Back to the schedule
Previous: Powering-up Special Blocks
Next: Analyze code quality through Emacs: a smart forensics approach and the story of a hack

Incremental Parsing with emacs-tree-sitter

Tuấn-Anh Nguyễn

Download compressed .webm video (26.2M)
Download compressed .webm video (21.8M, highly compressed)
View transcript

Download compressed Q&A .webm video (35.8M)
Download compressed Q&A .webm video (16.4M, highly compressed)

Tree-sitter is a parser generator and an incremental parsing library. emacs-tree-sitter is its most popular Emacs binding, which aims to be the foundation of Emacs packages that understand source code's structure. Examples include better code highlighting, folding, indexing, structural navigation.

In this talk, I will describe the current state of emacs-tree-sitter's APIs and functionalities. I will also discuss areas that need improvements and contribution from the community.

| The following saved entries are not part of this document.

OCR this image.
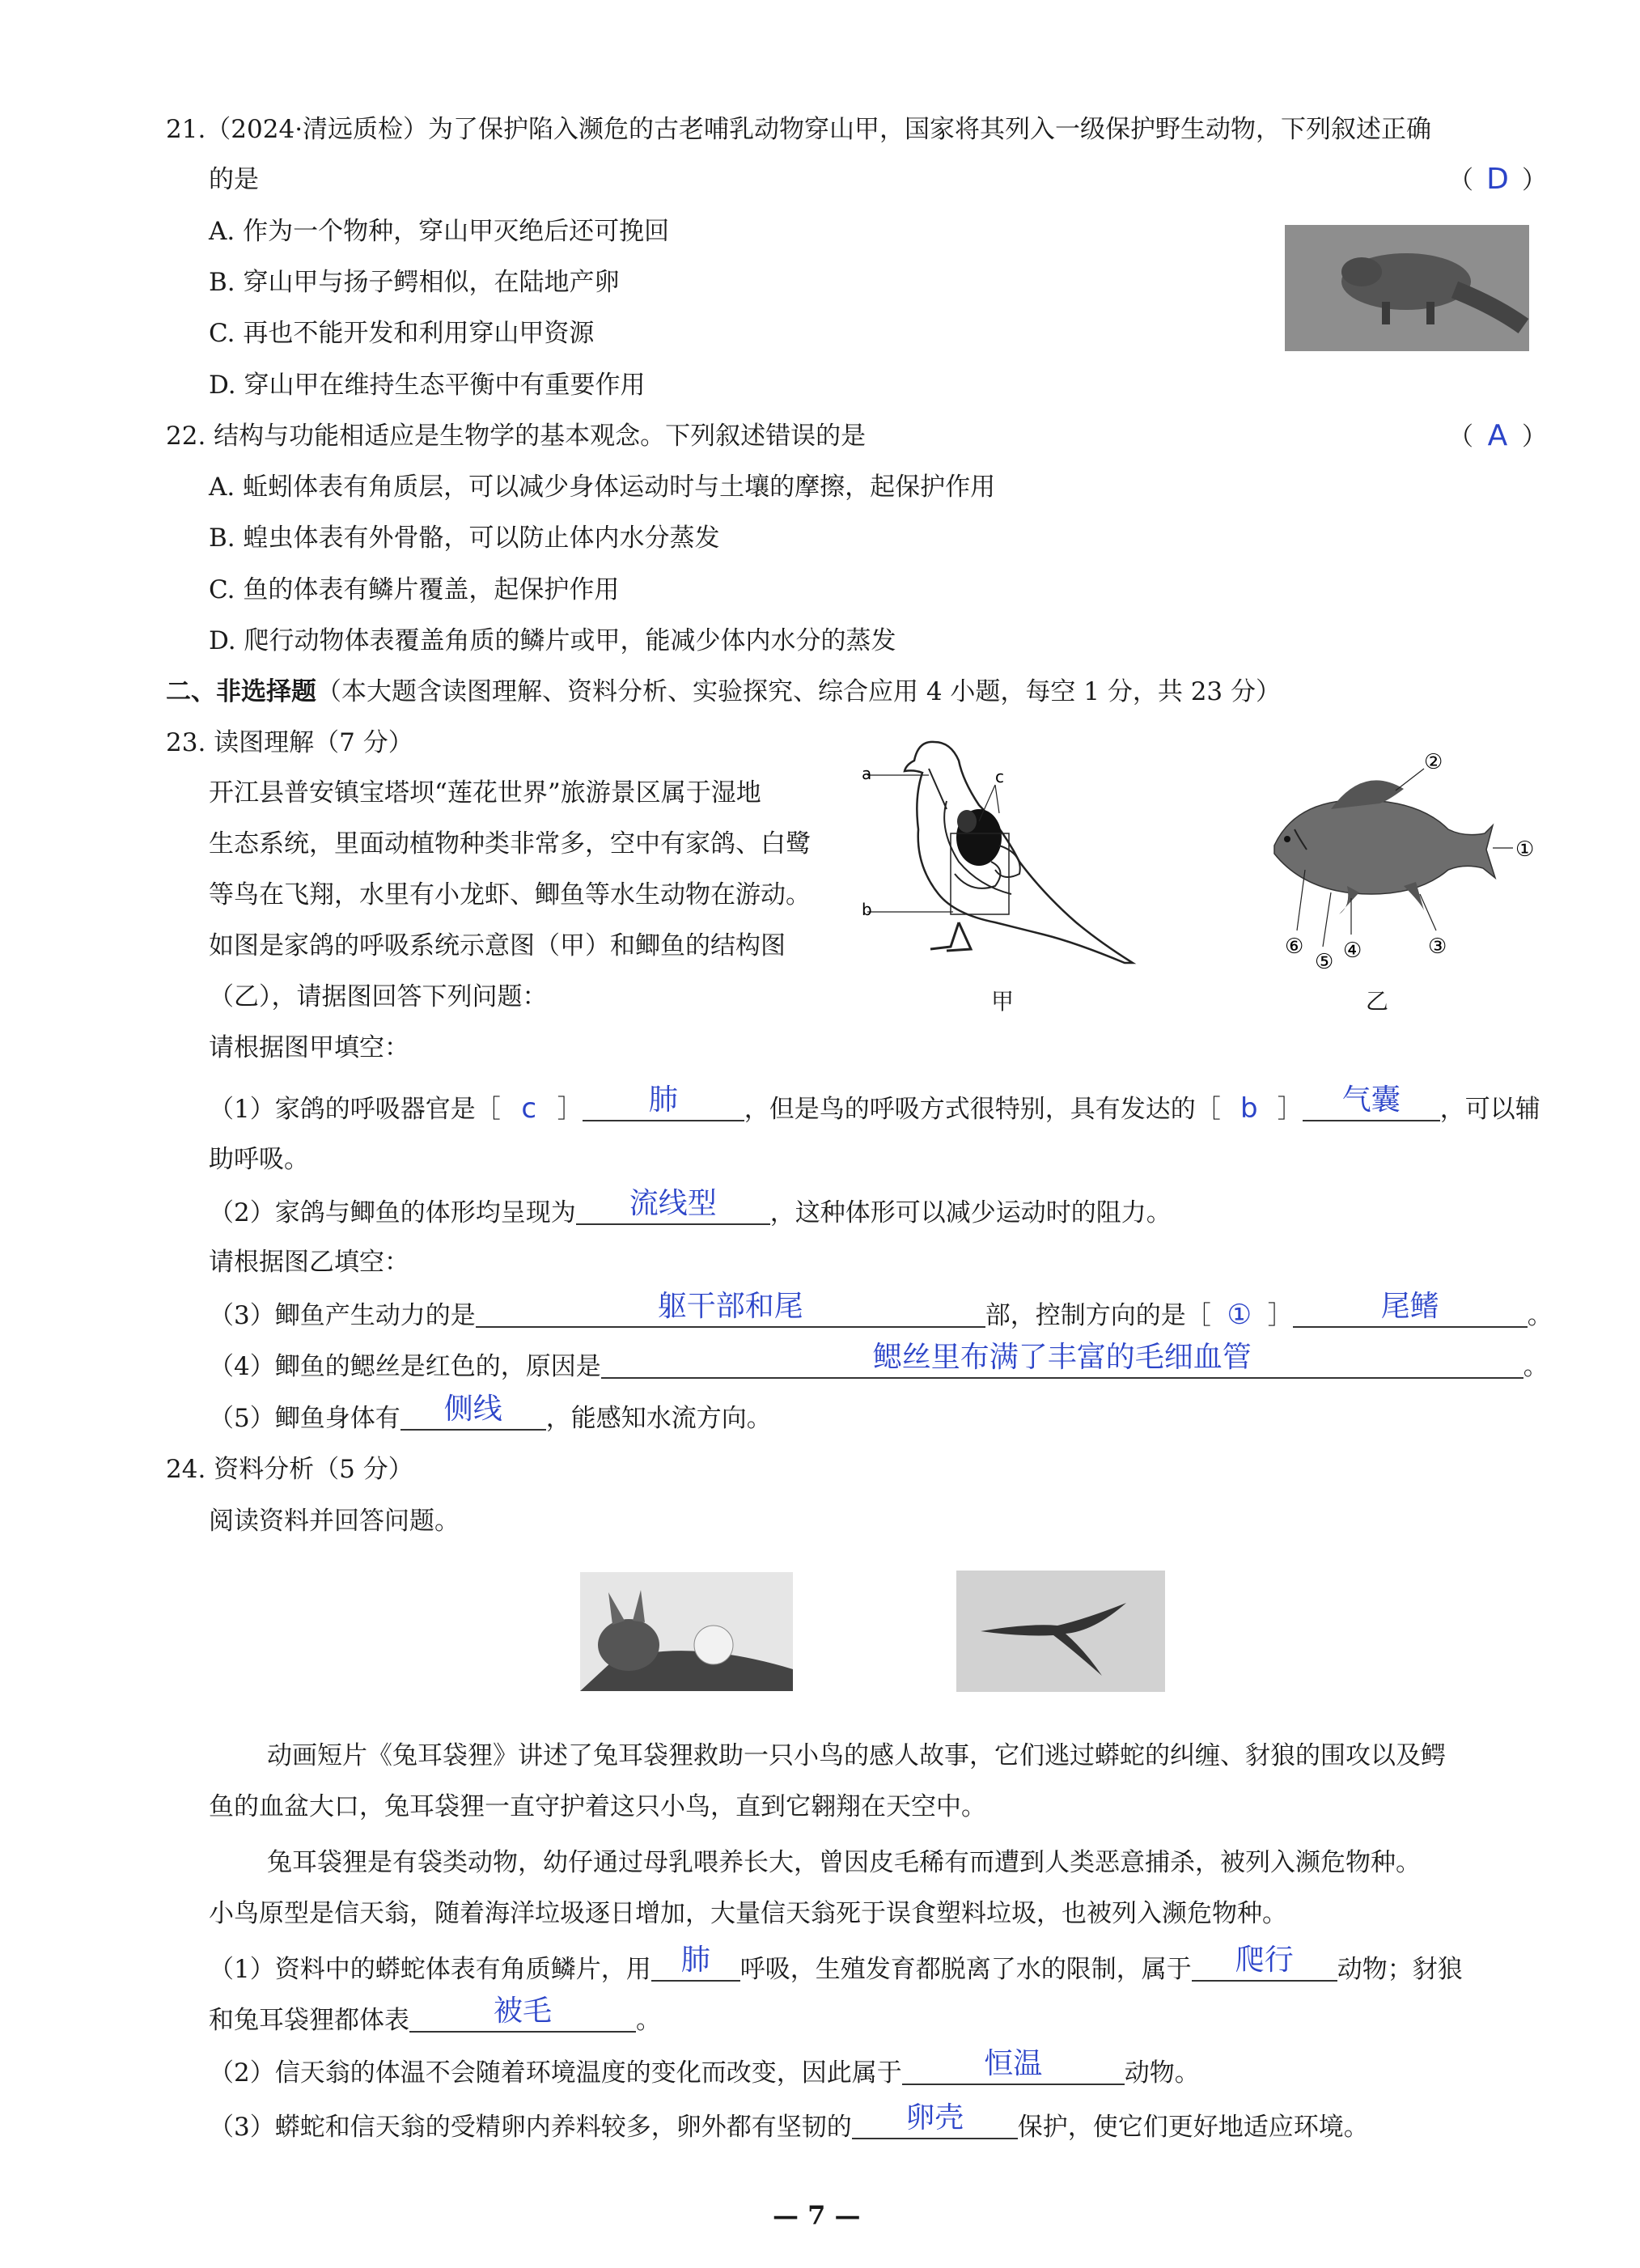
21.（2024·清远质检）为了保护陷入濒危的古老哺乳动物穿山甲，国家将其列入一级保护野生动物，下列叙述正确
的是	（ D ）
A. 作为一个物种，穿山甲灭绝后还可挽回
B. 穿山甲与扬子鳄相似，在陆地产卵
C. 再也不能开发和利用穿山甲资源
D. 穿山甲在维持生态平衡中有重要作用
22. 结构与功能相适应是生物学的基本观念。下列叙述错误的是	（ A ）
A. 蚯蚓体表有角质层，可以减少身体运动时与土壤的摩擦，起保护作用
B. 蝗虫体表有外骨骼，可以防止体内水分蒸发
C. 鱼的体表有鳞片覆盖，起保护作用
D. 爬行动物体表覆盖角质的鳞片或甲，能减少体内水分的蒸发
二、非选择题（本大题含读图理解、资料分析、实验探究、综合应用 4 小题，每空 1 分，共 23 分）
23. 读图理解（7 分）
开江县普安镇宝塔坝“莲花世界”旅游景区属于湿地
生态系统，里面动植物种类非常多，空中有家鸽、白鹭
等鸟在飞翔，水里有小龙虾、鲫鱼等水生动物在游动。
如图是家鸽的呼吸系统示意图（甲）和鲫鱼的结构图
（乙），请据图回答下列问题：
a
b
c
甲
②
①
③
④
⑤
⑥
乙
请根据图甲填空：
（1）家鸽的呼吸器官是［ c ］ 肺	，但是鸟的呼吸方式很特别，具有发达的［ b ］ 气囊 ，可以辅
助呼吸。
（2）家鸽与鲫鱼的体形均呈现为 流线型 ，这种体形可以减少运动时的阻力。
请根据图乙填空：
（3）鲫鱼产生动力的是	躯干部和尾	部，控制方向的是［ ① ］	尾鳍	。
（4）鲫鱼的鳃丝是红色的，原因是	鳃丝里布满了丰富的毛细血管	。
（5）鲫鱼身体有 侧线 ，能感知水流方向。
24. 资料分析（5 分）
阅读资料并回答问题。
动画短片《兔耳袋狸》讲述了兔耳袋狸救助一只小鸟的感人故事，它们逃过蟒蛇的纠缠、豺狼的围攻以及鳄
鱼的血盆大口，兔耳袋狸一直守护着这只小鸟，直到它翱翔在天空中。
兔耳袋狸是有袋类动物，幼仔通过母乳喂养长大，曾因皮毛稀有而遭到人类恶意捕杀，被列入濒危物种。
小鸟原型是信天翁，随着海洋垃圾逐日增加，大量信天翁死于误食塑料垃圾，也被列入濒危物种。
（1）资料中的蟒蛇体表有角质鳞片，用 肺 呼吸，生殖发育都脱离了水的限制，属于 爬行 动物；豺狼
和兔耳袋狸都体表	被毛	。
（2）信天翁的体温不会随着环境温度的变化而改变，因此属于	恒温	动物。
（3）蟒蛇和信天翁的受精卵内养料较多，卵外都有坚韧的 卵壳 保护，使它们更好地适应环境。
— 7 —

  • Actual start and end time (EST): Start: 2020-11-29T09.49.24; Q&A: 2020-11-29T10.13.56; End: 2020-11-29T10.31.44

Questions

Q20: can we integrate it with Spacemacs Python layer

Q19: The Python mode example was pretty good. Is that something that one can use already?

Yes, already using it at work right now.

Q18: Regarding Emacs integration, will it always need to be a foreign library or can it be included / linked directly in compilation?

Building a parser from source needs Node.js https://tree-sitter.github.io/tree-sitter/creating-parsers#dependencies so I don't know if it'll be in-tree and included at compile time.

Core library dynamic module, would be better to be included in core Emacs eventually. Language definitions might be better distributed separately.

Q17: Is there a link to the slides?

Yes, will post in IRC later.

Slides: https://ubolonton.org/slides/emacs-tree-sitter-emacsconf2020.pdf

Q16: Are there any language major modes that have integrated already?

Not yet (answered during talk).

Typescript: discussing integration, not integrated yet.

Q15: Is it possible to use tree-sitter for structural editing?

Covered by Q4 / Q8 / Q11.

Q14: Is there a folding mode for tree-sitter?

Not yet. There are multiple code folding frameworks inside Emacs, and it's better to integrate with these modes rather than writing something new entirely.

+1 Would be nice if it worked with outshine mode or similar.

Q13: MaxCity on IRC asks: "That pop up M-x window. How do you get that?"

ivy-posframe most likely https://github.com/tumashu/ivy-posframe/. Or not. Cool!

Custom helm code.

Q12: I'm new to the tree-sitter world. Is it easy to install/use it also on Windows? (I have to use winbloat at work)

The usual approach is hoping someone else made a precompiled version for you and download it. Otherwise you'll have to set up a development environment with mingw-msys or whatever.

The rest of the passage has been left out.